Was mich eher aufregt ist wenn es z.B. Sekten gibt wo man sagt wir lehnen alles ab was mit Gesundheitswesen zu tun hat. Oder wenn Mütter mit ihren Kindern zu Masernpartys geht nach dem Motto ich lasse mein Kind lieber sterben als es impfen zu lassen. Teilweise sind auch Homöopathen gegen das Impfen.  (Rolf Kron Homöopath und Johann Loibner: weststeirischer _Arzt_ und Homöopath udgl..). 
Nun bei Hart aber Fair hat man zu den Themen schon diskutiert. (21.03.2015) In solchen Sendungen  ist auch sehr oft die vegane Ernährung Thema das hört sich dann in den Medien wie eine Predigt an fast wie >  ihr müsst nun auch abschwören und Euch vegan   .. natürlich sagt da Niemand OK das fehlen der Vitamin B12 könnte dann Probleme machen. 
Es ist halt allgemein schon ein sehr heisses Thema  -  vor allem wen man es einmal umfänglich sieht.
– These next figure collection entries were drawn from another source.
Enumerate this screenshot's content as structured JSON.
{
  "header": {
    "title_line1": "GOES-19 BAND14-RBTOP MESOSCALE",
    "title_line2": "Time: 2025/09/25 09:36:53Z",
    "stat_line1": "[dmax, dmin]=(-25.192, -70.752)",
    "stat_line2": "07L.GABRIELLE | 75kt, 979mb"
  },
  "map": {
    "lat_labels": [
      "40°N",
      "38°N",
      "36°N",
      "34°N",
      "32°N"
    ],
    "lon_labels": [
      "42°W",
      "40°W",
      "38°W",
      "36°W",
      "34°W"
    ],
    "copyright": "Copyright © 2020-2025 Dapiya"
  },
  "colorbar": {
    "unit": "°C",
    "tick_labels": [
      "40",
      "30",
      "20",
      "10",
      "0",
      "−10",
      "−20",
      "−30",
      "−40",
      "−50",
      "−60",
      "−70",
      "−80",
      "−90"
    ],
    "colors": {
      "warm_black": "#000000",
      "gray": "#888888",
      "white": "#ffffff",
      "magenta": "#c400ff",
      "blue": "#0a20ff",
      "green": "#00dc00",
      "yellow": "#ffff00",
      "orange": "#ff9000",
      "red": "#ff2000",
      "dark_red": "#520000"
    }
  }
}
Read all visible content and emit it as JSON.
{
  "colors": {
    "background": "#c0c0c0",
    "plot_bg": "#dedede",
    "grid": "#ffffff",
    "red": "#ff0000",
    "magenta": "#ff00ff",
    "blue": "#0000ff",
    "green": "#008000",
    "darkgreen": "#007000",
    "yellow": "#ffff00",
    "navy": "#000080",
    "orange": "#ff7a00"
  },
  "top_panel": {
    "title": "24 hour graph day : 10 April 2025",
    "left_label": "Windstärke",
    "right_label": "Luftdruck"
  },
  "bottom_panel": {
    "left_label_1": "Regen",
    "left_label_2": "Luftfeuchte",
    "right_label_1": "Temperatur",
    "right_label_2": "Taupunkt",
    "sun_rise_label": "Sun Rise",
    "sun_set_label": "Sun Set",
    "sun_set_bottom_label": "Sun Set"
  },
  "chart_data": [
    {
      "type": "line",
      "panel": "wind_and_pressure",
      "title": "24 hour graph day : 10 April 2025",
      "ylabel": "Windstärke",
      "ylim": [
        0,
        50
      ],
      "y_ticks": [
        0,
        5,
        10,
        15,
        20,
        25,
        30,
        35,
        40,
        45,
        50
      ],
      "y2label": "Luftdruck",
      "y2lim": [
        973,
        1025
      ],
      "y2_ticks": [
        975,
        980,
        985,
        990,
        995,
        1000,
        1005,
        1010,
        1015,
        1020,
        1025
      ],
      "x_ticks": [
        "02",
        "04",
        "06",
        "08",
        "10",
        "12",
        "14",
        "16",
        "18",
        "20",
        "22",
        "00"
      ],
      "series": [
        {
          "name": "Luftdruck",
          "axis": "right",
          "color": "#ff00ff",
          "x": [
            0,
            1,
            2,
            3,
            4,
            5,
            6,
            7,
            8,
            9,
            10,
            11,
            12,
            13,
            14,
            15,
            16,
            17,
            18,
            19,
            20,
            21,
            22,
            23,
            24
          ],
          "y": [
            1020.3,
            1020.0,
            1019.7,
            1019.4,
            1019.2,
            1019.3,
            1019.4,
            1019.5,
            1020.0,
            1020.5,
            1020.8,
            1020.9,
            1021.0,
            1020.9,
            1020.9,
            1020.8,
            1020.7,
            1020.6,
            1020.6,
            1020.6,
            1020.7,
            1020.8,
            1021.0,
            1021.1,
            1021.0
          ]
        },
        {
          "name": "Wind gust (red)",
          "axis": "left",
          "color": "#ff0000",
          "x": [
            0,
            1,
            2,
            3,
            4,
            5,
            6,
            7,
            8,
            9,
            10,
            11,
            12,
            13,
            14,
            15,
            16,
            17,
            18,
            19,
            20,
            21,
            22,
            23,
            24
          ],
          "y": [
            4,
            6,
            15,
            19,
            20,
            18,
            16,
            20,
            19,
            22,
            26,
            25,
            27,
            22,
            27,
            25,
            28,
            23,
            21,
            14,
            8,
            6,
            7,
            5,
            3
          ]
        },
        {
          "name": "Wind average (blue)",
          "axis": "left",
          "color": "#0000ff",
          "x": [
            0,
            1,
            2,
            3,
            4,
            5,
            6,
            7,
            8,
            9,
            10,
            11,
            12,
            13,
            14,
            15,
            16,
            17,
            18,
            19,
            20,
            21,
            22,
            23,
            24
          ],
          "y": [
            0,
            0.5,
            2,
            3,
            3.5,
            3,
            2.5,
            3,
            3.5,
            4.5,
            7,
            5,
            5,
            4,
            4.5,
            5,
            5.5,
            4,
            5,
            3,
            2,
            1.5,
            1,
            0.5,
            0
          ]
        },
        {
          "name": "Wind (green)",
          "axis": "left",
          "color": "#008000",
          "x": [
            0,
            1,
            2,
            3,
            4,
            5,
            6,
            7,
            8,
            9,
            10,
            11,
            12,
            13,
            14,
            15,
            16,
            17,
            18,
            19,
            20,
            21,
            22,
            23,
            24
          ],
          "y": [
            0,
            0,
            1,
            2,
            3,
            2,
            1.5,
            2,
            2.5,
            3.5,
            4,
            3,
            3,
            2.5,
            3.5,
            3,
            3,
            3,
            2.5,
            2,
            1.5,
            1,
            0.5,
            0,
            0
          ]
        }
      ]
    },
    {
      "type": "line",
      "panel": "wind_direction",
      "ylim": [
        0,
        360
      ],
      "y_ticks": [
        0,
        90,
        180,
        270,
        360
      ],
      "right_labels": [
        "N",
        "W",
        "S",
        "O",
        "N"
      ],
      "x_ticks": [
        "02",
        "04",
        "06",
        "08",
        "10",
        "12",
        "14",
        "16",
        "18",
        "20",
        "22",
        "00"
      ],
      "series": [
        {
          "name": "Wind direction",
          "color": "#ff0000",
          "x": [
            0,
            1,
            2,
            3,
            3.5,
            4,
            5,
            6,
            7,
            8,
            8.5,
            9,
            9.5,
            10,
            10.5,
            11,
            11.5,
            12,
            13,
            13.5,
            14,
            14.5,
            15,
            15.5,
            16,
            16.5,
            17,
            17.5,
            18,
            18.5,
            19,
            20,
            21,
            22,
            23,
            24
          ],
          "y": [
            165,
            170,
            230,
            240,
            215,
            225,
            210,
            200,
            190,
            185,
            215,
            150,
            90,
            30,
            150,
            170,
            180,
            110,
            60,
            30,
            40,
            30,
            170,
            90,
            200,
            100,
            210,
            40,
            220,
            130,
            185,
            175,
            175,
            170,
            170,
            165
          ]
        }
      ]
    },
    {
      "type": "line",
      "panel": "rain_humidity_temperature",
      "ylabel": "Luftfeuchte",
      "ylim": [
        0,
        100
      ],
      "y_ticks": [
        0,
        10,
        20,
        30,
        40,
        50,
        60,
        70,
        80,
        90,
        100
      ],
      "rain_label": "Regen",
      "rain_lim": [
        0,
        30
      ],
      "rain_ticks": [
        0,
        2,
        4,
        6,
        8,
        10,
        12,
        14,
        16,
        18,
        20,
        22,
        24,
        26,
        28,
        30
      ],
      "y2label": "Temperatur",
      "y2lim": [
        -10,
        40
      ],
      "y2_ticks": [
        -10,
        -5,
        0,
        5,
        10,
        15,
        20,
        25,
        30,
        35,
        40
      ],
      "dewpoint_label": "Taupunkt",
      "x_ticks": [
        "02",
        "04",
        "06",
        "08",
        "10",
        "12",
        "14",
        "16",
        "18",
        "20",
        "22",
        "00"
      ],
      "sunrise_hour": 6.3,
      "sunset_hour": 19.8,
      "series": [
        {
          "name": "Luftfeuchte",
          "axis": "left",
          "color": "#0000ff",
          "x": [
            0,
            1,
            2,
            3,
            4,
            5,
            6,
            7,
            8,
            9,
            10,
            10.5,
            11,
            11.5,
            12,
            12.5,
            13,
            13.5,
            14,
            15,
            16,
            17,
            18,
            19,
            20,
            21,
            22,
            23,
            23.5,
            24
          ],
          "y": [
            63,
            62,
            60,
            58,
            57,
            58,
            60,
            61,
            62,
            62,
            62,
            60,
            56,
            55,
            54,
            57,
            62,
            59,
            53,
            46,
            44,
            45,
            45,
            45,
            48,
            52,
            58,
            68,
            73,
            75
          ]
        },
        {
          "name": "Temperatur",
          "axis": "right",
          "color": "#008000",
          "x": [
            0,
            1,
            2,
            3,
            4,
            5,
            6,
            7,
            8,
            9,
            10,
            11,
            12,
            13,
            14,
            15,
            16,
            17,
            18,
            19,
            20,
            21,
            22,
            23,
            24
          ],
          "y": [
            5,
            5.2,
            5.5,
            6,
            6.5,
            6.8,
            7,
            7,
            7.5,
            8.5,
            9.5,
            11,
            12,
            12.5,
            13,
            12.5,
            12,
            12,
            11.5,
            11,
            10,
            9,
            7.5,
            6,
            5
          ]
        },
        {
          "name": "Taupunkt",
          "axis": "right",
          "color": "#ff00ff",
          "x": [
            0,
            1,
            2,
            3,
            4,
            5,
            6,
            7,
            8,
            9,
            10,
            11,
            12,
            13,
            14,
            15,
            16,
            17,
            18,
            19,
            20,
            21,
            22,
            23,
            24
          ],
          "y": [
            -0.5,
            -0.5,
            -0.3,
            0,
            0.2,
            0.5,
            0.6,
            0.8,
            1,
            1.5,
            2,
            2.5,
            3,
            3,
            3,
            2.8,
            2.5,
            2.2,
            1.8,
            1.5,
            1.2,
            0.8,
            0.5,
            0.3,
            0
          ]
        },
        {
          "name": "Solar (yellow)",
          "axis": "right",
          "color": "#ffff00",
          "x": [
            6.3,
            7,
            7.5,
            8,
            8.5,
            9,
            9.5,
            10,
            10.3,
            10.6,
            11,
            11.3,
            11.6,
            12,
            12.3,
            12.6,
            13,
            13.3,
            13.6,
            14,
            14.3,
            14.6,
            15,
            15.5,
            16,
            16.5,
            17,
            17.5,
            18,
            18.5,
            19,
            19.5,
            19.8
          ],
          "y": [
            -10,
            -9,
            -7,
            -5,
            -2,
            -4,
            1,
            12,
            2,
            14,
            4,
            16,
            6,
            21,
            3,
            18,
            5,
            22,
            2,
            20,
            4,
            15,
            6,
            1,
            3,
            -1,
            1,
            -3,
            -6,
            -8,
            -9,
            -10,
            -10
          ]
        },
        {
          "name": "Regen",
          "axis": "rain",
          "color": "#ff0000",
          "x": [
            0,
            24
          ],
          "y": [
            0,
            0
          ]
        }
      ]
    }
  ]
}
Mir wurde auch einmal  geraden mit meiner Hauterkrankung  zu einem Homöopathen zu gehen. Mein Pech die Hauterkrankung war nach einem Jahr wieder da (neuer Schub). Ähnlich bei der  sinusitis maxillaris ob man sich plötzlich geheilt sieht weil ein Arzt sich einmal richtig Zeit genommen hat und auch etwas verschrieben hat....? 
Gruss StefanD.

----------


## josie

Hallo!  

> Allerdings wenn ein Kind schwer krank ist sollte sich schon ein Arzt darum kümmern

 Daß sich ein Arzt drum kümmern sollte, ist auf jeden Fall der richtige Weg, aber es gibt ja auch homöop. arbeitende Ärzte und wenn ein Kind/oder Erwachsener durch angebliches Placebo gesund wird, dann ist das Ziel erreicht und wir sind wieder am Anfang:  

> Ich bin der Meinung das Jeder sollte  nach seiner Facon selig werden

----------


## StefanD.

Hallo Josie, 
ich meinte eigentlich als Beispiel solche Erkrankungen damit. Wo keine Placebos mehr helfen wenn man ehrlich ist.    Wie Masern die kleine Aliana töten 
Eine ganz andere Geschichte ist eine Erkältung odgl. da kann jeder nach seiner Facon selig werden wie er / sie die im Endeffekt behandelt. 
Gruss StefanD.

----------


## josie

Hallo Stefan!
Die Problematik der Masernpartys sind mir bekannt und auch die Impfmüdigkeit, darüber kann ich nur den Kopfschütteln.  

> ich meinte eigentlich als Beispiel solche Erkrankungen damit. Wo keine Placebos mehr helfen wenn man ehrlich ist.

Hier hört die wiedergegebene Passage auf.